Un simple parcours de terrain laisse découvrir une importante moisson de vestiges variés, témoins d’une occupation remontant à plusieurs siècles. Ce sont des pipes et des poteries entières, des tessons de poterie, des scories et laitiers (déchets de métallurgie de fer), ruines de fourneaux. Pour l’heure, les investigations à Tado sont limitées aux prospections extensives dans le but de repérer et d’identifier le maximum de vestiges susceptibles d’apporter les informations sur la profondeur historique de la région. En effet, la prospection effectuée dans tous les quartiers de Tado a permis de repérer plusieurs enceintes qui, vraisemblablement, limitent des espaces anciennement habités. D’un autre côté de grandes jarres entiers enterrées à plus d’un mètre de profondeur sont souvent découvertes au cours des travaux de construire des citernes et des maisons d’habitation.
Les poteries ramassées en surface ou exhumées en sondages portent des décors complexes différents de ceux retrouvés jusqu’alors sur les autres sites de Notsé. Cette excellente facture les classe parmi « les plus belles production africaines » fait observer le professeur jean DEVISSE, lors de sa mission d’évaluation à Notsé et à Tado en 1987. Il poursuit : « la qualités des pâtes, de la cuisson, des décors (variés et somptueux), la diversité des formes qu’évoquent les tessons retrouvés poussent le chercheurs à penser qu’il s’agit d’une production de grande valeur, destinée à une clientèle « riche » ou aristocratique » ; en somme, les recherches à Tado et les sites qui lui sont associés ne concernant pas seulement l’histoire des anciennes technologies (poterie, métallurgie du fer), mais aussi celle de l’organisation de l’espace et de la société, celle de l’économie et de la politique dans l’ancien Tado. Dans l’attente d’une étude approfondie, les vestiges recueillie témoignent de l’existence d’importants centres de production (métallurgie du fer, production de la poterie), d’une activité intense et d’une vie socio-économique relativement développée.

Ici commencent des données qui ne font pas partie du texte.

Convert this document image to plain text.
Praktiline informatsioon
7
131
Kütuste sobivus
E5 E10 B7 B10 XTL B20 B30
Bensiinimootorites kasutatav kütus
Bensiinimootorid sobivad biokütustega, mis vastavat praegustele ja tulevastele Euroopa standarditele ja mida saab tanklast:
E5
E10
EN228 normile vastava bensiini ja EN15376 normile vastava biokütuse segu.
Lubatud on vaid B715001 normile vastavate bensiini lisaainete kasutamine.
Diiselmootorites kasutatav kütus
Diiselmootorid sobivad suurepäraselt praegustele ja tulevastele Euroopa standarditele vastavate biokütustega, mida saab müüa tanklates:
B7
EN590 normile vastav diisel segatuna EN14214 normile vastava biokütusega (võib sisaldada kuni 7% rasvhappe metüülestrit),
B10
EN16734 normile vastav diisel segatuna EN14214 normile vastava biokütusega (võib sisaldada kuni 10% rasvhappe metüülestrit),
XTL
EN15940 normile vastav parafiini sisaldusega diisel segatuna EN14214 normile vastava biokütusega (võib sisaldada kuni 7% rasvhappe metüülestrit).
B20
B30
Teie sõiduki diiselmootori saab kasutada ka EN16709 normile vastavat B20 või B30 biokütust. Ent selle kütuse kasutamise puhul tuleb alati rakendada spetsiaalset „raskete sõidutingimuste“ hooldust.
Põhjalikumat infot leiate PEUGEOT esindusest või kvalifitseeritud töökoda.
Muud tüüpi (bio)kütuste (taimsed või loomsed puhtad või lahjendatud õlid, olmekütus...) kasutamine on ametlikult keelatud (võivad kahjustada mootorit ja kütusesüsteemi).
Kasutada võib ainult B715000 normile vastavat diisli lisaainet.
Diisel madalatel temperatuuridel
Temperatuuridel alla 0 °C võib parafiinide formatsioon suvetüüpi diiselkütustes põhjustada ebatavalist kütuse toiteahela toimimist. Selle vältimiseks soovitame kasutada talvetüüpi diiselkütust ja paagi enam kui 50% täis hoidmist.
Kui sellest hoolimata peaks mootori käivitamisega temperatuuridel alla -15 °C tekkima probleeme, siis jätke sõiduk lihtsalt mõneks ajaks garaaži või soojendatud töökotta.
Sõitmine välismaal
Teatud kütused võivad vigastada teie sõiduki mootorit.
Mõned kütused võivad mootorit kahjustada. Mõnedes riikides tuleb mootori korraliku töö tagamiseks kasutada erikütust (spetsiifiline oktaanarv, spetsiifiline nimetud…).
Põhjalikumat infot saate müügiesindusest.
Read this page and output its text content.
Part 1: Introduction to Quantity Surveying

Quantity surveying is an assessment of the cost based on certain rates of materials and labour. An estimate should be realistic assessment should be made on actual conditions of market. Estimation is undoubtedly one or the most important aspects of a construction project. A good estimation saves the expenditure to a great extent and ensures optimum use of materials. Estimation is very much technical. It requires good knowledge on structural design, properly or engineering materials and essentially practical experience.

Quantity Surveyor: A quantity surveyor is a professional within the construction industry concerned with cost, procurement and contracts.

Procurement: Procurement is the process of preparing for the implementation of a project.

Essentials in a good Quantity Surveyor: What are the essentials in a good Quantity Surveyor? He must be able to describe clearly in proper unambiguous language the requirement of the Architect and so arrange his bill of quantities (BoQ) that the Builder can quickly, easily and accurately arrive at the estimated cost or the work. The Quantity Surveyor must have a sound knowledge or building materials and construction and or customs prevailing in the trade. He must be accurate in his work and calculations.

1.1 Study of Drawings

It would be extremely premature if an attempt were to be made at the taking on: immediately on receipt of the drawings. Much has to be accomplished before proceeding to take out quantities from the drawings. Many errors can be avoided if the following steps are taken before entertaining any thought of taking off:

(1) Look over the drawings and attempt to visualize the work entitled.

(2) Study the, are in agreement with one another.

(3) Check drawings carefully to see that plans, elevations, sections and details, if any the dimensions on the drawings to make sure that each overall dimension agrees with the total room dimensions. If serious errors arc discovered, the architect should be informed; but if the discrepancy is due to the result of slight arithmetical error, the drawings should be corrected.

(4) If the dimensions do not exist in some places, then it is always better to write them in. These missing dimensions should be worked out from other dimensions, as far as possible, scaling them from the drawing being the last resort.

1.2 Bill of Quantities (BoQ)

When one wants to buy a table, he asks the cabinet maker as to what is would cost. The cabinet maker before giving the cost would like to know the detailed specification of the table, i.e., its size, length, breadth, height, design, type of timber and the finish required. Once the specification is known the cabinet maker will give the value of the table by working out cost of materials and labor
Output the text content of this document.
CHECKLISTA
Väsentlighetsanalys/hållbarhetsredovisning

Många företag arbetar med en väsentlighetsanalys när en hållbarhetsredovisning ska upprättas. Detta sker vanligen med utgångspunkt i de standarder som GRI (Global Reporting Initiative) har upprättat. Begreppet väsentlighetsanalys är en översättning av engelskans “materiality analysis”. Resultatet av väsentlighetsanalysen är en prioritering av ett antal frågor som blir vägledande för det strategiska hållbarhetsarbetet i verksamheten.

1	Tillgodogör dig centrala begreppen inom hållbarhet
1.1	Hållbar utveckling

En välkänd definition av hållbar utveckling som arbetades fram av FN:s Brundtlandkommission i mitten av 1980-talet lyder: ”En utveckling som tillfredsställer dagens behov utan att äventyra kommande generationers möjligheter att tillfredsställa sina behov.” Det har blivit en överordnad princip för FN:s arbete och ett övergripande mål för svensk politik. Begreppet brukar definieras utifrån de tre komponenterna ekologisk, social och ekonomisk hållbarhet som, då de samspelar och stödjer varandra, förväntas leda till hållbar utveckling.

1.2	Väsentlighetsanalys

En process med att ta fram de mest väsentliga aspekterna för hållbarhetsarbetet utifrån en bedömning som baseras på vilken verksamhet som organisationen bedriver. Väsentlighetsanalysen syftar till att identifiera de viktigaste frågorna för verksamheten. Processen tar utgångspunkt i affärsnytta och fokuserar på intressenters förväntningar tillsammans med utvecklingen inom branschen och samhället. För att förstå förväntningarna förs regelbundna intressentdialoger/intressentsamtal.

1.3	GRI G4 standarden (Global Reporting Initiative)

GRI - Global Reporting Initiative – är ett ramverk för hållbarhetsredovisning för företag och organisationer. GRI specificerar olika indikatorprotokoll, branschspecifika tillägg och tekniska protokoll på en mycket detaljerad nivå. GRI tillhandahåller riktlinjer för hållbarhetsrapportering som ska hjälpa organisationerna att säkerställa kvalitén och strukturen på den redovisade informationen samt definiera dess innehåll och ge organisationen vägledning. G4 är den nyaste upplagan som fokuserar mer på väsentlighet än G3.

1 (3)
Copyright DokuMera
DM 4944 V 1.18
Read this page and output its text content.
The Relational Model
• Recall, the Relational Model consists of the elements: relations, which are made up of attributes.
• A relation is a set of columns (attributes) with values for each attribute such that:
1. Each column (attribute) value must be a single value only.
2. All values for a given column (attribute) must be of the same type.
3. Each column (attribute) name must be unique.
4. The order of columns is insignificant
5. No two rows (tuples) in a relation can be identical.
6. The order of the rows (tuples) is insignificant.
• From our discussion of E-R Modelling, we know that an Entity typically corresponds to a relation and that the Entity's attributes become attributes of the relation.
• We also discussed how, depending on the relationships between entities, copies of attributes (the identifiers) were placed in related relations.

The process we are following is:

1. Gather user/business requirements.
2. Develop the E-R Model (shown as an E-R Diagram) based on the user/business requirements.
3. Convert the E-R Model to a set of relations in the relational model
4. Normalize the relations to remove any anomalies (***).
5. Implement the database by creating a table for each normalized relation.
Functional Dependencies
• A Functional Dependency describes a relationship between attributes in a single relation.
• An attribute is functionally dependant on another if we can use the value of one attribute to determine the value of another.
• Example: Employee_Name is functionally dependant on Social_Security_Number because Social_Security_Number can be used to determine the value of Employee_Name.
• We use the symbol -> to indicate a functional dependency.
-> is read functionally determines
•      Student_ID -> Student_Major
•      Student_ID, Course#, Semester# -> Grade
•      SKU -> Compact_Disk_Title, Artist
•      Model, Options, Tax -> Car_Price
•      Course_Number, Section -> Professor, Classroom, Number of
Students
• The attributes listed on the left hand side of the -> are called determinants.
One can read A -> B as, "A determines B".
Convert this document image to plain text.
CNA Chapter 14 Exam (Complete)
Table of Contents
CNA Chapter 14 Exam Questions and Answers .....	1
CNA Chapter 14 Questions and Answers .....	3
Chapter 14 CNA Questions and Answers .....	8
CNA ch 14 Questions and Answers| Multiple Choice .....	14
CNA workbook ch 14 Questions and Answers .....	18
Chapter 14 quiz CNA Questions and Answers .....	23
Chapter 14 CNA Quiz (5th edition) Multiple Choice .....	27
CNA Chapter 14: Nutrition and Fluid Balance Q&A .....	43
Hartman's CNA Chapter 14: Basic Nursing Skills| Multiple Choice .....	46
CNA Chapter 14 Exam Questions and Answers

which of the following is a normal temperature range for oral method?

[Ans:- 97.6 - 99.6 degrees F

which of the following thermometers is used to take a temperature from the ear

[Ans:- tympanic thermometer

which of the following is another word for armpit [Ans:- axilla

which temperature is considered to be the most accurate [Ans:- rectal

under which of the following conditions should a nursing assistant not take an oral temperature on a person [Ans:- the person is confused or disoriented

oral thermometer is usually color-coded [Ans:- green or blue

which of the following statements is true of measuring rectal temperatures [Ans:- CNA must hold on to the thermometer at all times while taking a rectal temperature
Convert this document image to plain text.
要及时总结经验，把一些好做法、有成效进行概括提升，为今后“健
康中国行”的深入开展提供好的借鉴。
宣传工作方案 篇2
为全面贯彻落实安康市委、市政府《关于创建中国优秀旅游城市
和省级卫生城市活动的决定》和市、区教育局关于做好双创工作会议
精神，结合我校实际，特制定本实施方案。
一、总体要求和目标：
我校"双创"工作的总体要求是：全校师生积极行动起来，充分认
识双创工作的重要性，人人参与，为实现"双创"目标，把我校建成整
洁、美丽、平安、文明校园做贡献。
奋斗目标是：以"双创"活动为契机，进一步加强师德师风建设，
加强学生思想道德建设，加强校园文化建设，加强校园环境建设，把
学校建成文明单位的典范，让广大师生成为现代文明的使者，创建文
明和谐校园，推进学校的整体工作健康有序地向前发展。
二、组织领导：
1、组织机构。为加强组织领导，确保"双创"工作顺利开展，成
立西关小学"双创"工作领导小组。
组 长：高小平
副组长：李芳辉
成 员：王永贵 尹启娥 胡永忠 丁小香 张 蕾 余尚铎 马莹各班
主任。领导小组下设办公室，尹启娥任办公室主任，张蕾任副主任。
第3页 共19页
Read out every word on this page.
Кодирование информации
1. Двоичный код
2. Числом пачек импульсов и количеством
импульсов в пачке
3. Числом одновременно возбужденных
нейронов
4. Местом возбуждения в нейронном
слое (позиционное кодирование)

En guise de conclusion, cette étude sur les deux formes de civilisation l’aire culturelle ajatado, si modeste soit-elle, a le mérite d’apporter quelques éclaircissements sur l’émergence d’agglomérations de type urbain à une période qui reste à déterminer. Pour l’heure, il est prématuré de conclure, car les objectifs définis plus haut ne sont pas encore tous atteints. C’est pourquoi nous proposons une collaboration scientifique régionale, entre les chercheurs du Togo et ceux de la République du Bénin, étant entendu que les populations tels les Fon, Mahi, Aïzo, Savi, Houéda.. se refèrent aussi à Tado. Ces recherches globales et comparatives des populations issues de Tado permettront de retracer leur unité culturelle et les ruptures intervenues depuis plusieurs siècles.